Here’s what you need to know before we get started:

  • Federal Liberal MP Stuart Robert has denied breaching the ministerial code of conduct. It follows the release of new documents relating to potentially lucrative government contracts. Nick McKenzie and David Crowe have more detail here.
  • Labor senator Pat Dodson says if a Voice to parliament referendum fails, it’ll send a message to to the rest of the world that Australia is stuck in its colonial past. Lisa Visentin has the full story. Liberal senator Andrew Bragg will be on Radio National later to talk about this issue. Stay tuned.
  • Shane Wright reports that house values have fallen for a seventh consecutive month. It raises questions about what the Reserve Bank will do next.
  • In state news, the moderate Liberal who hopes to become Victoria’s next opposition leader has won back his seat of Hawthorn in Melbourne’s inner east.

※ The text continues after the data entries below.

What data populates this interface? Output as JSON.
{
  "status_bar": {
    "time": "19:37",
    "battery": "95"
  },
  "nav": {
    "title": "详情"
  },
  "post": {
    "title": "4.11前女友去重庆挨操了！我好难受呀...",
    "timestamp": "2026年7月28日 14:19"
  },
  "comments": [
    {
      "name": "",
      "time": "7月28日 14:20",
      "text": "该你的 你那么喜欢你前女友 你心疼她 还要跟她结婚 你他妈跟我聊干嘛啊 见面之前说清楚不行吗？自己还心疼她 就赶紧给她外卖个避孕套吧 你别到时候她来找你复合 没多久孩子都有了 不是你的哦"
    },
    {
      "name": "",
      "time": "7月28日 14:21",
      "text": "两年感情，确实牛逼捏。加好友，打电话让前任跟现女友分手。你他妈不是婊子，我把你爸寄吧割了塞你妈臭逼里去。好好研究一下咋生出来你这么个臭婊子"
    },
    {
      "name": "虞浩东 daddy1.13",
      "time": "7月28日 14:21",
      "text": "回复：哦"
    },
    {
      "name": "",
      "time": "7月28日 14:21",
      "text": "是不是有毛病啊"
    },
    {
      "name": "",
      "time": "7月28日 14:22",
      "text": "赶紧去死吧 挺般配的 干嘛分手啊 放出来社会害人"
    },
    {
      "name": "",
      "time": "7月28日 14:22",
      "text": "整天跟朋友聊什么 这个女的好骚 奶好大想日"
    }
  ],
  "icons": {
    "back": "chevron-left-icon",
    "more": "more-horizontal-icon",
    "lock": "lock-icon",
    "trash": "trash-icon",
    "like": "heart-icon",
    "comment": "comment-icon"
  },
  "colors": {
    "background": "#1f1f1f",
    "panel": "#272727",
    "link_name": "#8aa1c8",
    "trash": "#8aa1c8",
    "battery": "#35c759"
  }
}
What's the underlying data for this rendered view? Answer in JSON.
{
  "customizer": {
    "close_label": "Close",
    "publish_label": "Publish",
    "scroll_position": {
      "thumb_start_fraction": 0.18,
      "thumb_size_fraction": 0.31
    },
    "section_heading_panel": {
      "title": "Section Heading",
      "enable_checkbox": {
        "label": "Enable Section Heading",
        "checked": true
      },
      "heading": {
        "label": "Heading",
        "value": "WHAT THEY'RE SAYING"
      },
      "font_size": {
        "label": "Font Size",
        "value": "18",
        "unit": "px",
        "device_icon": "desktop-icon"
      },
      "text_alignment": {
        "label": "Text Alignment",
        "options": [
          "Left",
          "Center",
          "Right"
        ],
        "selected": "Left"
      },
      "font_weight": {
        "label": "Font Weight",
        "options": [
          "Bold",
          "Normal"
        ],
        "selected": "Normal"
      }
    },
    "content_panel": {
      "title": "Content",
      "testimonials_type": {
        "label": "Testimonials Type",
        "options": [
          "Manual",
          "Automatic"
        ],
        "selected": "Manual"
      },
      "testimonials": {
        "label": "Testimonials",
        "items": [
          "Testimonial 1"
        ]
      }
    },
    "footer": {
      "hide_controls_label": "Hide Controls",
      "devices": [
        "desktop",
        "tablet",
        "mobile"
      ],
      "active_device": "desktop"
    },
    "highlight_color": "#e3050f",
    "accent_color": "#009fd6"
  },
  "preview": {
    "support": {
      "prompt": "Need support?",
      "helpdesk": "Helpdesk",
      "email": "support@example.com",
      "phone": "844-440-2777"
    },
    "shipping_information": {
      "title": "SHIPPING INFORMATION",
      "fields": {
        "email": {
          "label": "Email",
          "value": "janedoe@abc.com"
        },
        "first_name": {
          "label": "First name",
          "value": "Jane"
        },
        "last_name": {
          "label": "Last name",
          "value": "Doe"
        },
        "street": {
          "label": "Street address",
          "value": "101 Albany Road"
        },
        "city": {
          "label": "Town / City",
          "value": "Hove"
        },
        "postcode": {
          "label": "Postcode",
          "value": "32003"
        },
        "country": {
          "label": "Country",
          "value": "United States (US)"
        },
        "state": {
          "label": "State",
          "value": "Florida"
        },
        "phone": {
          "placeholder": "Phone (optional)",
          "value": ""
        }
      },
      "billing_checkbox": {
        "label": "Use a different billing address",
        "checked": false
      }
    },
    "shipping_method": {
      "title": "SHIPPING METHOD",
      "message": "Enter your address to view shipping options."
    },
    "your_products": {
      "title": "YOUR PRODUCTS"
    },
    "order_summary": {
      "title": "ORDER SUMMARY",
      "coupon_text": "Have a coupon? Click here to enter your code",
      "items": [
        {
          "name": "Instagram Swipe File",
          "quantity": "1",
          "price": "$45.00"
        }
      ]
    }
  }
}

  • Meanwhile, NSW residents are breathing a sigh of relief following the news that tens of thousands of COVID fines will be withdrawn.
  • In world news, a member of the Buckingham Palace household has stepped down after repeatedly asking a black woman what country she “came from” – despite her insistence she’s a British national.
  • And in sport, the Socceroos have qualified for the world cup knockouts after defeating Denmark. You can relive all the action here.